Ein mattes, zärtliches Lächeln zeigte, daß sie ihn verstanden; auf den Fußspitzen schritten die Männer, einer hinter dem anderen, hinaus. —
Die Nacht war nicht gut, Fiebererscheinungen und Schwäche bis zur Ohnmacht, die nächsten Tage verliefen dann besser. Callein befand sich in einer hochgradigen Erregung, dies Schwanken zwischen Furcht und Hoffnung war entsetzlich, der Gedanke, sie könnte ihm genommen werden, erschien ihm ungeheuerlich und dann die Mitteilung, es gehe wieder besser, so überwältigend und beglückend, daß er anfangs noch gar nicht daran zu glauben wagte, und sich doch wie ein Ertrinkender an einen Strohhalm, an jedes noch so kleine Zeichen günstigen Fortschritts klammerte. Jetzt in diesen Tagen fühlte er erst ganz, wie sehr er sie liebte. Gräfin Lie und Anna kamen jeden Tag für ein paar Stunden herüber, und Anna litt mit Callein, wie nur eine Frau mit dem Mann, den sie seit Jahren liebt, leiden kann. Anna und Gräfin Volgers waren es auch, die in erster Linie dem kleinen Gräflein ihr liebevolles Interesse zuwandten.

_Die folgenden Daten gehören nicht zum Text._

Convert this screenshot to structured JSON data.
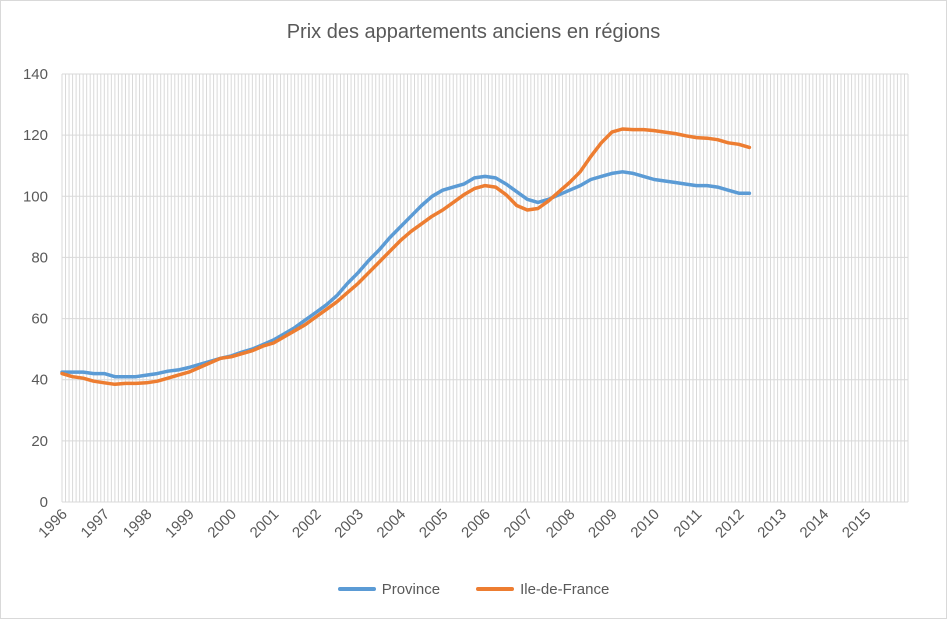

„Sieh doch nur, Mark, er ist doch ein herziges Kerlchen!" sagte Gräfin Lie, den Kleinen zärtlich in den Armen schaukelnd. „Du mußt ihn wirklich mal ordentlich anschauen."
Aber Callein hatte immer nur einen flüchtigen Blick und ein flüchtiges
Lächeln für den kleinen Weltbürger, der mit seinen glänzenden, großen Augen so dumm und so lieb aus den spitzenbesetzten Kissen ins Leben schaute.
Die Hoffnungen, die der Arzt an ein geringes Zunehmen der schwachen Kräfte bei Inge knüpfte, erfüllten sich nicht, der leise Schimmer von Rot, der auf ihren Wangen erschien, wich wieder krampfhafter Blässe, und das Fieber setzte mit erneuter Kraft ein. Inge selbst mochte wohl der Gedanke kommen, es stehe nicht gut mit ihr.
Als Callein eines Vormittags an ihrem Bett saß, verlangte sie nach dem Kinde. Wie sie es dann im Arm hielt, ruhten ihre Blicke zärtlich auf dem schlafenden Knaben, der die kleinen Fäustchen gegen das Köpfchen gedrückt, leise atmend schlummerte.
„Mark, wenn ich nicht bei euch bleiben sollte, versprich mir, daß Du ihn recht lieb haben willst, er kann ja nichts dafür", bat sie leise, mit den schlanken, weißen Fingern die feinen dunklen Härchen von der Stirn des Kindes streichend.
„Inge, sprich nicht so, ich bitte Dich." — Die Stimme versagte ihm.
„Ich will ja nicht sterben, Schatz, ich glaube es auch nicht, aber auf alle Fälle wollte ich Dich darum bitten, und dann, Mark, das muß ich Dir auch noch sagen, wie ich Dich geliebt habe, und wie viel Glück Du mir gegeben, nur Glück und Liebe —"
Callein sitzt an ihrem Bett und hält ihre Hand in der seinen. Inge lächelt. —
„Wir drei hier zusammen,'wie schön, nicht wahr, Mark? Du, ich und unser Kind, unser kleines, liebes — — — —."
Diesem Tage folgte eine schwere Nacht. Die Todesfittiche rauschten um Gräfin Inges Lager, der Professor wurde noch einmal telegraphisch gerufen, er konnte aber keinen Trost mehr geben, keine Hilfe spenden, er so wenig, wie der gute, sorgsame alte Doktor. Was kommen mußte, kam, kam unaufhaltsam.
Callein fragte sie beide. „Sagen sie mir die volle Wahrheit — ich kann ertragen, sie zu hören."
„Herr Graf, der Zustand Ihrer Frau Gemahlin ist sehr ernst, sehr."
Callein drückte ihm stumm die Hand. Am Nachmittag reiste der Professor ab, das war für alle das sicherste Zeichen. Markus sitzt am Bett seiner Frau ganz allein, die Wärterin ist im Nebenzimmer.